Trump was the boy.
Everybody knows how that story ended, but as a reminder:
"This tale concerns a shepherd boy who repeatedly tricks nearby villagers into thinking a wolf is attacking his flock. When a wolf actually does appear, the villagers do not believe the boy's cries for help, and the flock is destroyed. The moral of the story is that liars will not be rewarded; even if they tell the truth, no one believes them. "
There's a cost to lying. Sometimes it's your own flock. Sometime's its everybody's flock. Maybe Trump was right, maybe he wasn't. The boy was right about the wolf, eventually, too. The moral remains the same.
How long was it between the writing of the Pentagon papers and their release? How long did the Catholic sex abuse situation take to be fully reported?
It's been a bit more than a year since the virus turned into a global pandemic. I'm willing to grant journalists a bit more leeway in the timeline for serious investigative journalism, particularly when the central locate is a somewhat secretive Chinese lab in an area that was completely locked down for months as the pandemic started.
You gotta remember they had time to "debunk" this theory.
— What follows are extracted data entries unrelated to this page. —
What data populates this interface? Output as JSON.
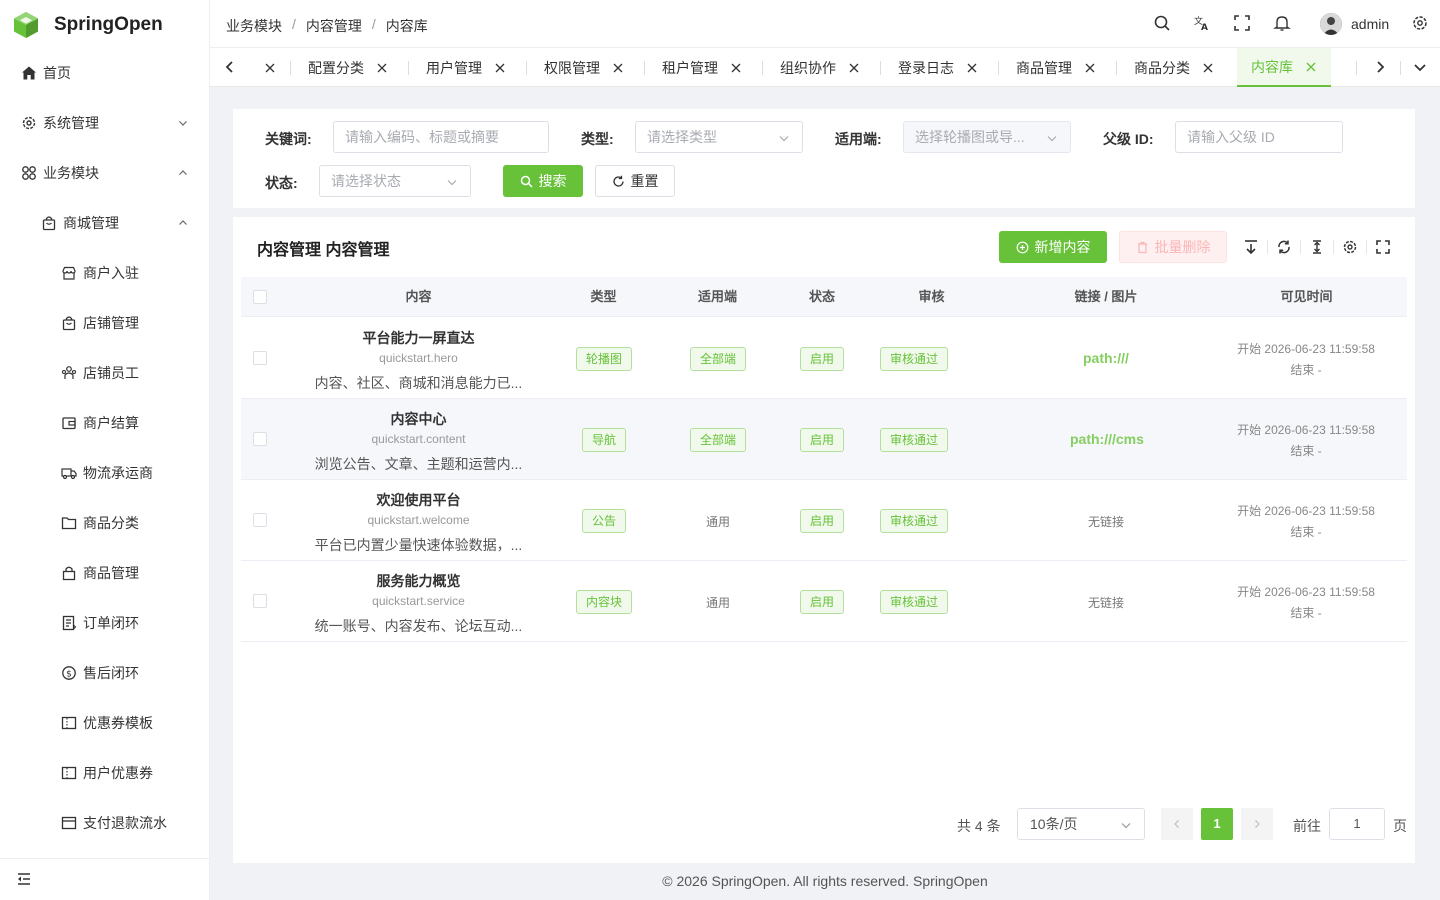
{
  "app": {
    "name": "SpringOpen"
  },
  "sidebar": {
    "items": [
      {
        "label": "首页",
        "icon": "home-icon"
      },
      {
        "label": "系统管理",
        "icon": "gear-icon"
      },
      {
        "label": "业务模块",
        "icon": "grid-icon"
      },
      {
        "label": "商城管理",
        "icon": "bag-icon"
      },
      {
        "label": "商户入驻",
        "icon": "shop-icon"
      },
      {
        "label": "店铺管理",
        "icon": "bag-icon"
      },
      {
        "label": "店铺员工",
        "icon": "users-icon"
      },
      {
        "label": "商户结算",
        "icon": "wallet-icon"
      },
      {
        "label": "物流承运商",
        "icon": "truck-icon"
      },
      {
        "label": "商品分类",
        "icon": "folder-icon"
      },
      {
        "label": "商品管理",
        "icon": "lock-bag-icon"
      },
      {
        "label": "订单闭环",
        "icon": "document-icon"
      },
      {
        "label": "售后闭环",
        "icon": "money-icon"
      },
      {
        "label": "优惠券模板",
        "icon": "ticket-icon"
      },
      {
        "label": "用户优惠券",
        "icon": "ticket-icon"
      },
      {
        "label": "支付退款流水",
        "icon": "card-icon"
      }
    ]
  },
  "header": {
    "breadcrumb": [
      "业务模块",
      "内容管理",
      "内容库"
    ],
    "breadcrumb_sep": "/",
    "user": "admin"
  },
  "tabs": [
    {
      "label": "配置分类"
    },
    {
      "label": "用户管理"
    },
    {
      "label": "权限管理"
    },
    {
      "label": "租户管理"
    },
    {
      "label": "组织协作"
    },
    {
      "label": "登录日志"
    },
    {
      "label": "商品管理"
    },
    {
      "label": "商品分类"
    },
    {
      "label": "内容库",
      "active": true
    }
  ],
  "search": {
    "keyword_label": "关键词:",
    "keyword_placeholder": "请输入编码、标题或摘要",
    "type_label": "类型:",
    "type_placeholder": "请选择类型",
    "platform_label": "适用端:",
    "platform_placeholder": "选择轮播图或导...",
    "parent_label": "父级 ID:",
    "parent_placeholder": "请输入父级 ID",
    "status_label": "状态:",
    "status_placeholder": "请选择状态",
    "search_btn": "搜索",
    "reset_btn": "重置"
  },
  "table": {
    "title": "内容管理 内容管理",
    "add_btn": "新增内容",
    "batch_delete_btn": "批量删除",
    "columns": [
      "内容",
      "类型",
      "适用端",
      "状态",
      "审核",
      "链接 / 图片",
      "可见时间"
    ],
    "rows": [
      {
        "title": "平台能力一屏直达",
        "code": "quickstart.hero",
        "summary": "内容、社区、商城和消息能力已...",
        "type": "轮播图",
        "platform": "全部端",
        "platform_tag": true,
        "status": "启用",
        "review": "审核通过",
        "link": "path:///",
        "link_is_url": true,
        "start": "开始 2026-06-23 11:59:58",
        "end": "结束 -"
      },
      {
        "title": "内容中心",
        "code": "quickstart.content",
        "summary": "浏览公告、文章、主题和运营内...",
        "type": "导航",
        "platform": "全部端",
        "platform_tag": true,
        "status": "启用",
        "review": "审核通过",
        "link": "path:///cms",
        "link_is_url": true,
        "start": "开始 2026-06-23 11:59:58",
        "end": "结束 -"
      },
      {
        "title": "欢迎使用平台",
        "code": "quickstart.welcome",
        "summary": "平台已内置少量快速体验数据，...",
        "type": "公告",
        "platform": "通用",
        "platform_tag": false,
        "status": "启用",
        "review": "审核通过",
        "link": "无链接",
        "link_is_url": false,
        "start": "开始 2026-06-23 11:59:58",
        "end": "结束 -"
      },
      {
        "title": "服务能力概览",
        "code": "quickstart.service",
        "summary": "统一账号、内容发布、论坛互动...",
        "type": "内容块",
        "platform": "通用",
        "platform_tag": false,
        "status": "启用",
        "review": "审核通过",
        "link": "无链接",
        "link_is_url": false,
        "start": "开始 2026-06-23 11:59:58",
        "end": "结束 -"
      }
    ]
  },
  "pagination": {
    "total": "共 4 条",
    "page_size": "10条/页",
    "current": "1",
    "goto_label": "前往",
    "goto_value": "1",
    "page_suffix": "页"
  },
  "footer": {
    "text": "© 2026 SpringOpen. All rights reserved. SpringOpen"
  },
  "colors": {
    "accent": "#67c23a",
    "tag_border": "#b3e19d",
    "tag_bg": "#f0f9eb",
    "link": "#85ce61"
  }
}
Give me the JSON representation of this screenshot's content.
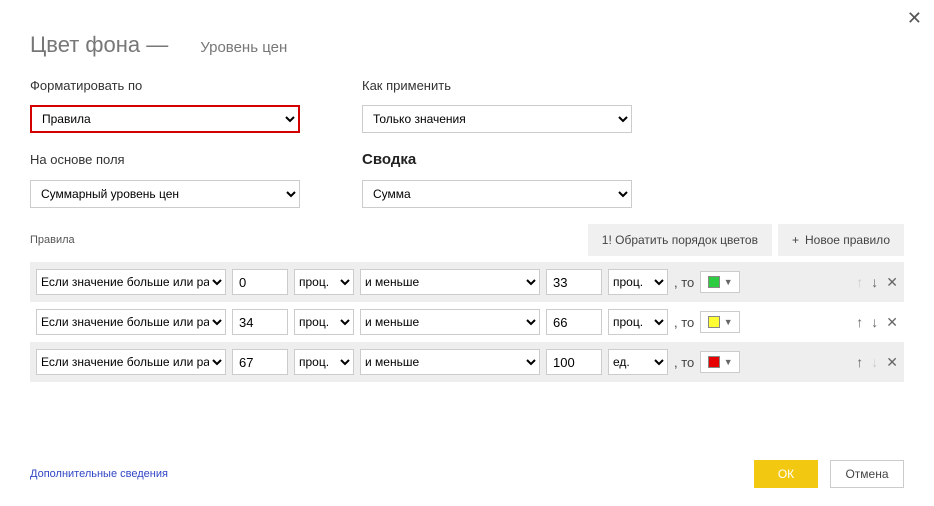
{
  "header": {
    "title": "Цвет фона —",
    "subtitle": "Уровень цен",
    "close": "✕"
  },
  "fields": {
    "format_by_label": "Форматировать по",
    "format_by_value": "Правила",
    "apply_label": "Как применить",
    "apply_value": "Только значения",
    "based_on_label": "На основе поля",
    "based_on_value": "Суммарный уровень цен",
    "summary_label": "Сводка",
    "summary_value": "Сумма"
  },
  "rules_header": {
    "label": "Правила",
    "reverse": "1! Обратить порядок цветов",
    "new_rule": "Новое правило"
  },
  "rule_text": {
    "then": ", то"
  },
  "rules": [
    {
      "cond": "Если значение больше или равно",
      "from": "0",
      "unit_from": "проц.",
      "and_less": "и меньше",
      "to": "33",
      "unit_to": "проц.",
      "color": "#2ecc40",
      "up_disabled": true,
      "down_disabled": false
    },
    {
      "cond": "Если значение больше или равно",
      "from": "34",
      "unit_from": "проц.",
      "and_less": "и меньше",
      "to": "66",
      "unit_to": "проц.",
      "color": "#ffff33",
      "up_disabled": false,
      "down_disabled": false
    },
    {
      "cond": "Если значение больше или равно",
      "from": "67",
      "unit_from": "проц.",
      "and_less": "и меньше",
      "to": "100",
      "unit_to": "ед.",
      "color": "#e60000",
      "up_disabled": false,
      "down_disabled": true
    }
  ],
  "footer": {
    "link": "Дополнительные сведения",
    "ok": "ОК",
    "cancel": "Отмена"
  }
}
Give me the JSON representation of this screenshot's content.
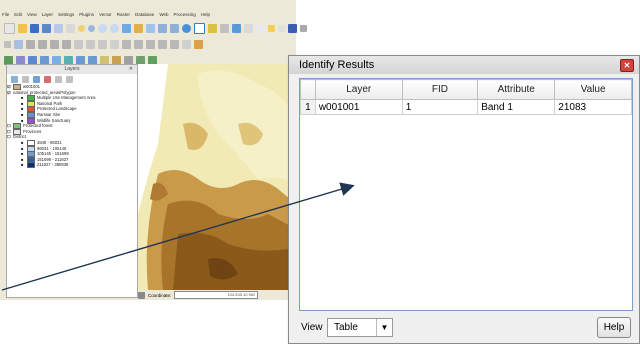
{
  "qgis": {
    "menus": [
      "File",
      "Edit",
      "View",
      "Layer",
      "Settings",
      "Plugins",
      "Vector",
      "Raster",
      "Database",
      "Web",
      "Processing",
      "Help"
    ],
    "layers_panel": {
      "title": "Layers",
      "items": [
        {
          "label": "w001001",
          "swatch": ""
        },
        {
          "label": "national_protected_areasPolygon",
          "swatch": ""
        },
        {
          "label": "Multiple Use Management Area",
          "swatch": "#4caf50"
        },
        {
          "label": "National Park",
          "swatch": "#e6e24a"
        },
        {
          "label": "Protected Landscape",
          "swatch": "#d9534f"
        },
        {
          "label": "Ramsar Site",
          "swatch": "#6a8fd6"
        },
        {
          "label": "Wildlife Sanctuary",
          "swatch": "#9c4fd0"
        },
        {
          "label": "Protected forest",
          "swatch": "#7cc27c"
        },
        {
          "label": "Provinces",
          "swatch": "#e8e8e8"
        },
        {
          "label": "District",
          "swatch": ""
        },
        {
          "label": "3848 - 96031",
          "swatch": "#ffffff"
        },
        {
          "label": "96031 - 105145",
          "swatch": "#c7d8ee"
        },
        {
          "label": "105145 - 151699",
          "swatch": "#6f9fd0"
        },
        {
          "label": "151699 - 211827",
          "swatch": "#2f5fa0"
        },
        {
          "label": "211827 - 380839",
          "swatch": "#0f2f6a"
        }
      ]
    },
    "status": {
      "coordinate_label": "Coordinate:",
      "coordinate_value": "104.535,10.962"
    }
  },
  "dialog": {
    "title": "Identify Results",
    "columns": [
      "Layer",
      "FID",
      "Attribute",
      "Value"
    ],
    "rows": [
      {
        "num": "1",
        "layer": "w001001",
        "fid": "1",
        "attribute": "Band 1",
        "value": "21083"
      }
    ],
    "view_label": "View",
    "view_value": "Table",
    "help_label": "Help"
  },
  "colors": {
    "dialog_border": "#7a9cd3",
    "close_button": "#d0433b",
    "map_light": "#f2eab4",
    "map_dark": "#8b5a1a"
  }
}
So apparently they had time to do something, except critical thinking.
This is in fact how the media has always behaved. It did this about more or less every major event in US history. Only when the tide has turned sufficiently within the culture as a whole does the media as a whole manage to embrace non-status-quo positions. There are always outliers, visible/audible from the start, who tell contrary stories, just as there have been for COVID19.